Other hunters will use some of their kill to make deer jerky. Now you can enjoy the joys of jerky with almost any meat, but most popular in the Shenandoah Valley is venison or beef. Traditionally, jerky was sun-dried or smoked but today most people probably use the oven or a dehydrator - which lends a great aroma to the house or garage! A charcoal or electric smoker has the advantage of lending a nice smoky flavor which can be varied with the type of wood used. I've sometimes used a smoker to begin the drying process and then moved the meat to an old forced fan dehydrator that I've had for a quarter of a century and have also used for fruits and veggies. One problem is that the smoker doesn't hold enough!
For me the bottom line is ease of use, consistent quality, and food safety. The dehydrator wins on all three points. I bet newer ones are even better. Let me reemphasize the food safety point - you don't want to get sick from something so good! Follow directions and recipes carefully.

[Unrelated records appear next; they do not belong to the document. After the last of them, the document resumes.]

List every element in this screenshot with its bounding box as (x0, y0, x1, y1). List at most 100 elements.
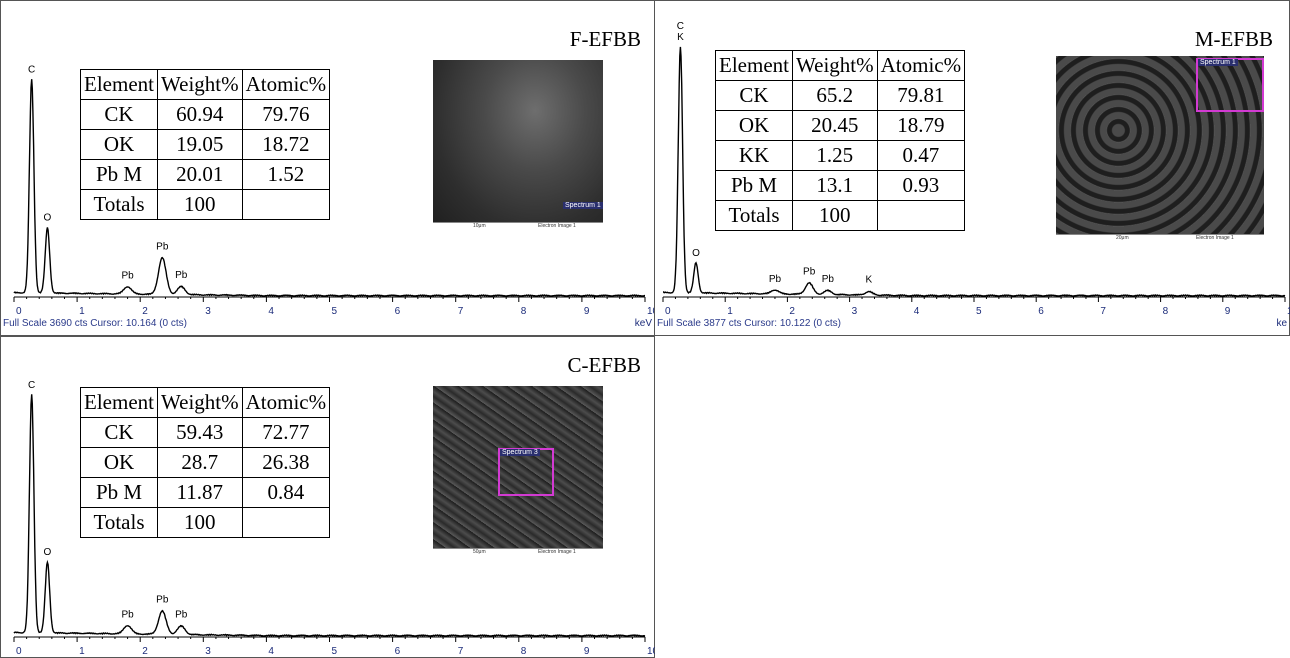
x-tick-label: 1 (1287, 306, 1290, 317)
table-row: CK 60.94 79.76 (80, 99, 331, 130)
sem-micrograph: Spectrum 1 20μm Electron Image 1 (1056, 56, 1264, 242)
peak-label: O (44, 213, 52, 224)
table-row: Totals 100 (80, 507, 331, 538)
x-tick-label: 0 (665, 306, 671, 317)
table-cell: OK (715, 110, 793, 141)
x-tick-label: 2 (789, 306, 795, 317)
table-cell: 65.2 (791, 80, 878, 111)
peak-label: C (677, 21, 684, 32)
table-cell: CK (80, 417, 158, 448)
eds-spectrum-chart: 0 1 2 3 4 5 6 7 8 9 10keV Full Scale 3690 cts Curso… (0, 0, 655, 336)
table-cell: 19.05 (156, 129, 243, 160)
table-cell: 13.1 (791, 170, 878, 201)
peak-label: Pb (175, 270, 188, 281)
scale-bar-label: 20μm (1116, 235, 1129, 241)
table-cell: OK (80, 447, 158, 478)
sem-info-bar: 50μm Electron Image 1 (433, 548, 603, 556)
peak-label: Pb (156, 241, 169, 252)
peak-label: K (866, 275, 873, 286)
table-cell: 79.81 (876, 80, 966, 111)
table-row: OK 28.7 26.38 (80, 447, 331, 478)
table-row: OK 19.05 18.72 (80, 129, 331, 160)
composition-table: Element Weight% Atomic% CK 65.2 79.81 OK… (715, 50, 966, 231)
peak-label: C (28, 380, 35, 391)
table-cell: 0.93 (876, 170, 966, 201)
peak-label: Pb (156, 595, 169, 606)
table-row: Totals 100 (80, 189, 331, 220)
table-cell: 18.72 (241, 129, 331, 160)
table-cell: Totals (715, 200, 793, 231)
table-cell: 72.77 (241, 417, 331, 448)
x-tick-label: 1 (727, 306, 733, 317)
table-cell: Pb M (80, 477, 158, 508)
table-cell: 11.87 (156, 477, 243, 508)
x-tick-label: 7 (1100, 306, 1106, 317)
x-tick-label: 3 (205, 646, 211, 657)
x-tick-label: 6 (395, 306, 401, 317)
x-tick-label: 2 (142, 646, 148, 657)
table-cell: 28.7 (156, 447, 243, 478)
spectrum-panel-c-efbb: 012345678910keVFull Scale 2457 cts Curso… (0, 336, 655, 658)
table-cell: 20.01 (156, 159, 243, 190)
table-header-row: Element Weight% Atomic% (715, 50, 966, 81)
peak-label: Pb (121, 271, 134, 282)
table-cell: KK (715, 140, 793, 171)
table-cell: 100 (791, 200, 878, 231)
peak-label: O (692, 248, 700, 259)
x-tick-label: 3 (852, 306, 858, 317)
spectrum-label: Spectrum 3 (500, 449, 540, 456)
x-tick-label: 3 (205, 306, 211, 317)
table-header-row: Element Weight% Atomic% (80, 69, 331, 100)
table-cell: 59.43 (156, 417, 243, 448)
x-tick-label: 6 (1038, 306, 1044, 317)
x-tick-label: 5 (332, 646, 338, 657)
x-tick-label: 8 (521, 306, 527, 317)
sem-micrograph: Spectrum 3 50μm Electron Image 1 (433, 386, 603, 556)
table-cell: Totals (80, 507, 158, 538)
peak-label: Pb (121, 610, 134, 621)
table-cell: 0.47 (876, 140, 966, 171)
table-cell: 18.79 (876, 110, 966, 141)
table-cell: 79.76 (241, 99, 331, 130)
table-cell: 0.84 (241, 477, 331, 508)
full-scale-status: Full Scale 3877 cts Cursor: 10.122 (0 ct… (657, 318, 841, 329)
spectrum-panel-f-efbb: 0 1 2 3 4 5 6 7 8 9 10keV Full Scale 3690 cts Curso… (0, 0, 655, 336)
table-cell: 1.52 (241, 159, 331, 190)
spectrum-line (13, 79, 645, 298)
spectrum-line (663, 46, 1286, 298)
table-cell: OK (80, 129, 158, 160)
table-cell: CK (715, 80, 793, 111)
spectrum-panel-m-efbb: 0 1 2 3 4 5 6 7 8 9 1 ke Full Scale 3877 cts Cursor:… (654, 0, 1290, 336)
table-header-cell: Weight% (156, 69, 243, 100)
table-cell: Pb M (80, 159, 158, 190)
peak-label: C (28, 65, 35, 76)
full-scale-status: Full Scale 3690 cts Cursor: 10.164 (0 ct… (3, 318, 187, 329)
sem-info-bar: 20μm Electron Image 1 (1056, 234, 1264, 242)
x-tick-label: 10 (647, 646, 655, 657)
x-tick-label: 1 (79, 646, 85, 657)
x-tick-label: 6 (395, 646, 401, 657)
x-tick-label: 1 (79, 306, 85, 317)
table-cell: 100 (156, 189, 243, 220)
composition-table: Element Weight% Atomic% CK 59.43 72.77 O… (80, 387, 331, 538)
spectrum-label: Spectrum 1 (563, 202, 603, 209)
table-cell: 60.94 (156, 99, 243, 130)
table-cell: 1.25 (791, 140, 878, 171)
table-cell (241, 507, 331, 538)
image-label: Electron Image 1 (538, 223, 576, 229)
scale-bar-label: 10μm (473, 223, 486, 229)
x-tick-label: 5 (976, 306, 982, 317)
table-cell: 26.38 (241, 447, 331, 478)
chart-title: C-EFBB (567, 353, 641, 377)
table-row: KK 1.25 0.47 (715, 140, 966, 171)
x-tick-label: 8 (521, 646, 527, 657)
x-tick-label: 9 (584, 646, 590, 657)
chart-title: M-EFBB (1194, 27, 1273, 51)
peak-label: O (44, 547, 52, 558)
spectrum-line (13, 394, 646, 638)
image-label: Electron Image 1 (538, 549, 576, 555)
x-tick-label: 4 (268, 306, 274, 317)
x-axis-unit-label: keV (635, 318, 653, 329)
table-header-cell: Element (80, 69, 158, 100)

I shouldn't admit this during hunting season, but I actually like beef jerky better. For both venison and beef I prefer whole muscle meat over ground. Prime cuts are nice, but not necessary. On the other hand, I stay away from cuts that are too fatty, stringy, or tough. Look for specials!
You can buy a jerky marinate such as Jim Melton's which is available online or at his shop in the Dayton Farmer's Market. Or, just buy his jerky - excellent but a bit pricy. Plus, for many of us the fun is in the making!

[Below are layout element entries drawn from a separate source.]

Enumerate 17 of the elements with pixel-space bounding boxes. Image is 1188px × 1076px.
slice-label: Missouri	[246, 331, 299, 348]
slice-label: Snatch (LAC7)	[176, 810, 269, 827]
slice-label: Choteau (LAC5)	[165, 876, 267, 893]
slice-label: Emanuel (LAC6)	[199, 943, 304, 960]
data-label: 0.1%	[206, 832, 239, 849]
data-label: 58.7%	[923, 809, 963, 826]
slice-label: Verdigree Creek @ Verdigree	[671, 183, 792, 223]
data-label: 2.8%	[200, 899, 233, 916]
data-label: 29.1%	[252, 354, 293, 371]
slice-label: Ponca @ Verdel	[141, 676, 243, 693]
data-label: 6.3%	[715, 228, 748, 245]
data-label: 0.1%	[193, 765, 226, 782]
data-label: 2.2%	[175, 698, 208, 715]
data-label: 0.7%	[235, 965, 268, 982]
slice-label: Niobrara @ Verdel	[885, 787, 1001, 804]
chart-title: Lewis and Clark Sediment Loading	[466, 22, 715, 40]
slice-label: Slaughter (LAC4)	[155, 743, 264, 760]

My recipe is less than exact and changes slightly each time depending on my tastes at the moment and what I have in the pantry, but here are the basics for red meats:
  • 1/2 cup soy sauce
  • 1/4 cup Lea & Perrins Worcestershire sauce
  • 1/2 to 1 teaspoon liquid smoke (omit if using smoker)
  • 1 teaspoon hot sauce (more or less)
  • 1/2 cup brown sugar
  • 1 teaspoon onion powder
  • 1 teaspoon garlic powder
  • 1/2 to 1 teaspoon black pepper (fine grind)
  • 1 1/2 lbs of beef or venison, thinly sliced across grain
Mix ingredients and place in glass bowl or sealable plastic bag. Add meat. Cover bowl or seal bag and refrigerate for at least 24 to 48 hours, mixing several times. Remove meat and drain excess marinate.
Place in dehydrator (or smoker) and sprinkle with coarse black pepper if desired. Dry following dehydrator instructions. Store in a glass jar or plastic bag.
What's your favorite jerky recipe? Would love for you to post it here. Experimenting is half the fun. The other half is in the eating!!